The prospects of a recession on the back of the trade war between the US and China remains a bearish factor for the oil market. Iran presents the potential for supply concerns, which supports the price. US output is negative while falling global interest rates that stimulate the economy are positive. Trading oil futures by buying on dips and selling on rallies has been the way to go in the energy commodity. For those who do not venture into the futures arena, the ProShares Ultra Bloomberg Crude Oil product (UCO) and its bearish counterpart (SCO) provide an alternative. The double-leveraged products have been useful tools to take advantage of the broad daily ranges and a market that has not yet decided if it’s a bull or a bear.

Trading in a range

The price of October crude oil futures on the New York Mercantile Exchange continues to trade in around the $10 range that has been in place since late May. While the price had been making lower highs since the April peak at the $66.60 level, it negated that pattern on Sept. 5.

Source: CQG

As the daily chart highlights, October futures were trading at around the $56 per barrel level on Sept. 6 after trading to a high at $57.76 on Sept. 5. The peak was above the most recent high at $57.40 in mid-August. Since falling to a low at $50.50 on August 7, the price has made higher lows and higher highs while remaining within the trading range.

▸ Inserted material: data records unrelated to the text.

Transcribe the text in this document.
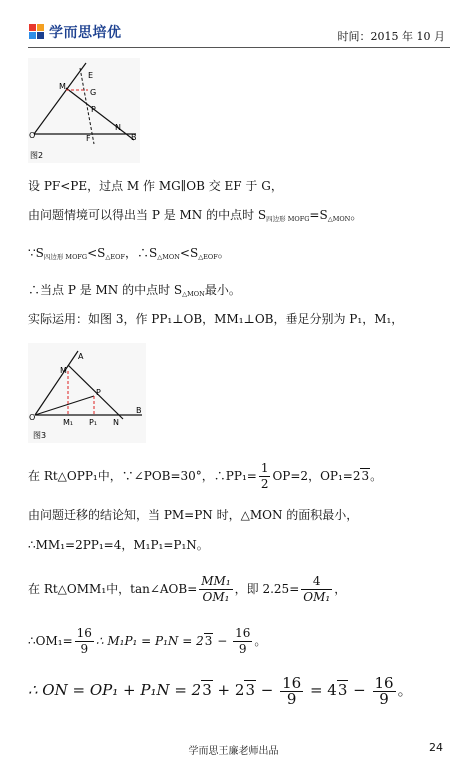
学而思培优	时间：2015 年 10 月
O
M
E
G
P
N
B
F
图2
设 PF<PE，过点 M 作 MG∥OB 交 EF 于 G，
由问题情境可以得出当 P 是 MN 的中点时 $S_{四边形 MOFG}=S_{\triangle MON}$。
$\because S_{四边形 MOFG}<S_{\triangle EOF}$，$\therefore S_{\triangle MON}<S_{\triangle EOF}$。
∴当点 P 是 MN 的中点时 $S_{\triangle MON}$最小。
实际运用：如图 3，作 PP₁⊥OB，MM₁⊥OB，垂足分别为 P₁，M₁，
A
M
P
B
O
M₁ P₁ N
图3
在 Rt△OPP₁中，∵∠POB=30°，∴PP₁= $\frac{1}{2} OP=2$，OP₁=23。
由问题迁移的结论知，当 PM=PN 时，△MON 的面积最小，
∴MM₁=2PP₁=4，M₁P₁=P₁N。
在 Rt△OMM₁中，tan∠AOB= $\frac{\text{MM₁}}{\text{OM₁}}$ ，即 $2.25= \frac{4}{\text{OM₁}}$ ，
∴OM₁= $\frac{16}{9}$ ∴ $M_1P_1 = P_1N = 23 - \frac{16}{9}$ 。
∴ ON = $OP_1 + P_1N = 23 + 23 - \frac{16}{9} = 43 - \frac{16}{9}$ 。
学而思王廉老师出品	24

Price momentum and relative strength have risen to slightly above neutral readings. At the same time, open interest has increased from 1.978 million contracts on August 23 to 2.079 million as of Sept. 5. When the metric that reflects the total number of open long and short positions moves higher with the price, it tends to be a technical validation of a bullish trend in a futures market.

Daily historical volatility at over the 36% level is the result of wide intraday trading ranges over recent weeks.

A tightly coiled spring

The trading band that contains the price of oil reflects the bullish and bearish factors that face the energy commodity. The longer that crude oil sits below $60 and above $50 per barrel, the more the spring will stretch, and the more violent the eventual move will be when crude oil decides on a direction. However, the price of the energy commodity could trade within its current range for an extended period.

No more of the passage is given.